Although we set off happily and satiated, the wind rose again in the afternoon. It’s worse than hot or cold weather, hunger or tiredness, worse than anything! We can’t do anything against it, it makes pedaling way harder and when it’s this strong we can’t even put up the tent. After the night at the car wash we got braver (or just more desperate) and when it was impossible to go on we asked at a restaurant if we may spend the night there. They asked for some money but let us stay so we slept inside during the windstorm.

In the morning the wind was still blowing. Our situation only got worse with a brutal uphill in front of us. The 14 km long climb on Vorotan pass took us 4 and a half hours because of the bloody headwind. A dog walked all the way up to 2344 m with us. On the top we gave her some food and we separated. We thought that from there we only had to go down, but we were wrong. The wind was unbearable on every uphill and camping was still impossible so we went to a hotel in Sisian and stayed a day to rejuvenate ourselves.

The stupid headwind was still blowing when we continued cycling. We only had to get to Goris, but that 40 km was so much struggle. Though it felt good when an Armenian family from Teheran stopped next to us to give us some fruits and a beer. Goris is a nice town where we could find a hostel where the room was all to ourselves. In the evening we chatted with an Armenian tour guide who told us about the current situation of the country. We learnt that a few months ago the people succeeded to replace the corrupt prime minister after peaceful protests.

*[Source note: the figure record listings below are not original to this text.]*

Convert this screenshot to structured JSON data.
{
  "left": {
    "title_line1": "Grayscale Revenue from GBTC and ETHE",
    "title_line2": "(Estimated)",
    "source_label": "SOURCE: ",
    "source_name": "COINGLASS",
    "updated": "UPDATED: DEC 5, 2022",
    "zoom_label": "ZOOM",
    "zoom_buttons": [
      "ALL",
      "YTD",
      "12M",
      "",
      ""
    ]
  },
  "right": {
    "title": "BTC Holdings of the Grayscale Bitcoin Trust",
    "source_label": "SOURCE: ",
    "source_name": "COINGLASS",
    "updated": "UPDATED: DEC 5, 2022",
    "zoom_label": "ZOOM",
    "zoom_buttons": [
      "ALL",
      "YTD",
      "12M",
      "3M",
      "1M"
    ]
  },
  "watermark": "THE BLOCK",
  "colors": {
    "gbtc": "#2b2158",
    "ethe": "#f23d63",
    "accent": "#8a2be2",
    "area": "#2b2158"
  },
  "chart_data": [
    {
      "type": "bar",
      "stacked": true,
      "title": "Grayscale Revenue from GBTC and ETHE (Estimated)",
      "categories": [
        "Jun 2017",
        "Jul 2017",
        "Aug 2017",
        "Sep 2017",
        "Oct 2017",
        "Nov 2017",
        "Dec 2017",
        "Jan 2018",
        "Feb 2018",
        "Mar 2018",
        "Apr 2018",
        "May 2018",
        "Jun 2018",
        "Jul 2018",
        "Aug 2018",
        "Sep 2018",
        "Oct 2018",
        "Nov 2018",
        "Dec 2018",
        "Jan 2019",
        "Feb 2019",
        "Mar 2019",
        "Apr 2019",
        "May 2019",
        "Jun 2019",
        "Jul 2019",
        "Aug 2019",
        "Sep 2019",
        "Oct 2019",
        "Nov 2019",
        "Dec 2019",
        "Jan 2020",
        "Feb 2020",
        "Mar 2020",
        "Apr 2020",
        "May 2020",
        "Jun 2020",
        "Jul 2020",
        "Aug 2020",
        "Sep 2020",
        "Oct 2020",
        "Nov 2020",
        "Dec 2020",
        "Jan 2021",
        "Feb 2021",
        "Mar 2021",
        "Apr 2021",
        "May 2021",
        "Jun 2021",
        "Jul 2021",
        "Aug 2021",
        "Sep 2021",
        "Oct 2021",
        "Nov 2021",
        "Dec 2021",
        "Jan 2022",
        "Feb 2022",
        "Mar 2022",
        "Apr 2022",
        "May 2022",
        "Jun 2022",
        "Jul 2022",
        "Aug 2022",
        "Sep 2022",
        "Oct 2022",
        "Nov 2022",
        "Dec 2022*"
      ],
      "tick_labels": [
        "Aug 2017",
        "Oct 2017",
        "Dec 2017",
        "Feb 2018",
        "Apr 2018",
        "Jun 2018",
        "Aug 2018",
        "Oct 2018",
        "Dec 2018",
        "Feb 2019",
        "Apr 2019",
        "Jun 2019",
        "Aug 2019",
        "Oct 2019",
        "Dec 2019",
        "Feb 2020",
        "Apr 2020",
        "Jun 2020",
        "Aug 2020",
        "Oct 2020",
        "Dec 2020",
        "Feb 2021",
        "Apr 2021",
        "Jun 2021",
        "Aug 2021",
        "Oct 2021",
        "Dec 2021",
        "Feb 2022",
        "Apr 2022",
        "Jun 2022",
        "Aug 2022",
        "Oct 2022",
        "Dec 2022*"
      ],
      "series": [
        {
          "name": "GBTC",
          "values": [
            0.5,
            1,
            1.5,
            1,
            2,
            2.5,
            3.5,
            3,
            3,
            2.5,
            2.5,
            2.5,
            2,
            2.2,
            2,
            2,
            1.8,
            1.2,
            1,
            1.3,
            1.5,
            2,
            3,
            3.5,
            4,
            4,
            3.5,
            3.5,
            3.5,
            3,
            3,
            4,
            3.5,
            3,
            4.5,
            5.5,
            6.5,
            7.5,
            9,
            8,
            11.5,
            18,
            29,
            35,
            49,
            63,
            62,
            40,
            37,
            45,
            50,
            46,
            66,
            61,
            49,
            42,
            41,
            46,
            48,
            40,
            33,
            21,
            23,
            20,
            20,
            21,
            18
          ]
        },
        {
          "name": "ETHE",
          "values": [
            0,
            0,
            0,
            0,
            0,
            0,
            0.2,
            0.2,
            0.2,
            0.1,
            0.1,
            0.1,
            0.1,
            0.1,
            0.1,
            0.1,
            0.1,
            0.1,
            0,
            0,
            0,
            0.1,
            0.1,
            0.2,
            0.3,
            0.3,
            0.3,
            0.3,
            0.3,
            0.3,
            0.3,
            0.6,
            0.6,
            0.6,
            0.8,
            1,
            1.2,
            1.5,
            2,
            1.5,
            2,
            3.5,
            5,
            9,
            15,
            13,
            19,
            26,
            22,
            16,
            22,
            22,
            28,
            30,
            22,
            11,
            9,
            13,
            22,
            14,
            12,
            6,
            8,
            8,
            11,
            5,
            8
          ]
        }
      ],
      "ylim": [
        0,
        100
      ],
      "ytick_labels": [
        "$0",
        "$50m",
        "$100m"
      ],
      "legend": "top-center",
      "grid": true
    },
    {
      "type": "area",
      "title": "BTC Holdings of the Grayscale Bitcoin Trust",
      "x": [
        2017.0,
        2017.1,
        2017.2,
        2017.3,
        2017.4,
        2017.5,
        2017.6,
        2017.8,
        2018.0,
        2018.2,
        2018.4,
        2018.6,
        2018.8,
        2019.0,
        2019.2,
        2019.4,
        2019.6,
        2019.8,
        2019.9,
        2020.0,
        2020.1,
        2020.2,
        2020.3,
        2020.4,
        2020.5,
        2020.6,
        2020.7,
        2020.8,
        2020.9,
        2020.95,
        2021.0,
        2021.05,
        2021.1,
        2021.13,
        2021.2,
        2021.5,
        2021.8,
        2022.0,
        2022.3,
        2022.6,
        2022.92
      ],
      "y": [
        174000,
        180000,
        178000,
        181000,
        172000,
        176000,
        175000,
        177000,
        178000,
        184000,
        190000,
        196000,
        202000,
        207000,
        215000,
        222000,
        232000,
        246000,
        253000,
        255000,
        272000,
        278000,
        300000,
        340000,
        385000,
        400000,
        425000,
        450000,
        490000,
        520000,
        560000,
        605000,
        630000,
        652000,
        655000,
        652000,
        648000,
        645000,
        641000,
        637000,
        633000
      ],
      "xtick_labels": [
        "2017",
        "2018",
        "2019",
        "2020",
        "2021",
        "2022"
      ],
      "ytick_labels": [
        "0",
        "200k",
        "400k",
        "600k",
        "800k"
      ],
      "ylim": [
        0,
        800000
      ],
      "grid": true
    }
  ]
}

Our plan was to take the bus from Goris to the border. Then we saw what ‘bus’ meant. It was a van that didn’t have any space for two bicycles. More climbs with headwind were out of question so we hitchhiked. We didn’t have to wait long, a truck picked us up. We put the bicycles in the back and watched the brutal mountains that we should have crossed from the front seats. Originally the ride was to Kapan but the driver, Roman was so nice that he wanted to take us all the way to the Iranian border. We didn’t want to offend him by refusing the vodka he bought us. Half liter was more than enough, but then he bought another liter and he insisted that we drink the whole bottle. I hate vodka, I hadn’t plan on drinking during this journey, but there was no way back. It improved our mood a lot, in the evening we were singing and playing music in the old Russian Kamaz.

We fell asleep and woke up to police stopping us. I didn’t understand what was happening. They had a problem with us being drunk, but we only wanted to sleep in the truck till morning. I asked the policeman if he wanted money, but instead he wanted 20 minutes with me. No way, fucking asshole. The bikes were off the truck and they took our passports so we had to follow them. Riding the bicycle drunk in the dark ended bad, Adam fell and hurt his foot. We went to one of the men’s house and slept there, me with pepper spray in my hands.
In the morning we could leave, but by then it was over for us, we couldn’t go to Iran with a sprained ankle. We found Roman and asked him to take us to Yerevan after he comes back from Iran. We were afraid that Adam’s left ankle wouldn’t get better for weeks or months so we’d have to fly home. Later the panic let up and Adam realized that he didn’t sprain his ankle, just hit his foot real bad. Hope returned that it will heal in a week. So since we already had a ride arranged, we planned to go to the capital and rest there until it’s needed, then take a bus to Iran. But we were waiting for the truck at the agreed place in vain, it didn’t come. Or probably it came, but the driver didn’t see us.
After spending the night next to the road we re-evaluated our situation. We found a hostel close to the border so we decided on staying there, no need to go back to Yerevan. I don’t know how long it will take, but we’ll stay as long as Adam’s foot heals. We’re at an awesome place in hostel Samuel. The hosts are very helpful, the kids are nice, there are a lot of figs and kittens and we have our own room with toilet, shower and wifi. When we step out of the door we see the border and Iran’s dreary mountains. We won’t let Armenia defeat us. As soon as Adam feels alright, we will roll to the next country.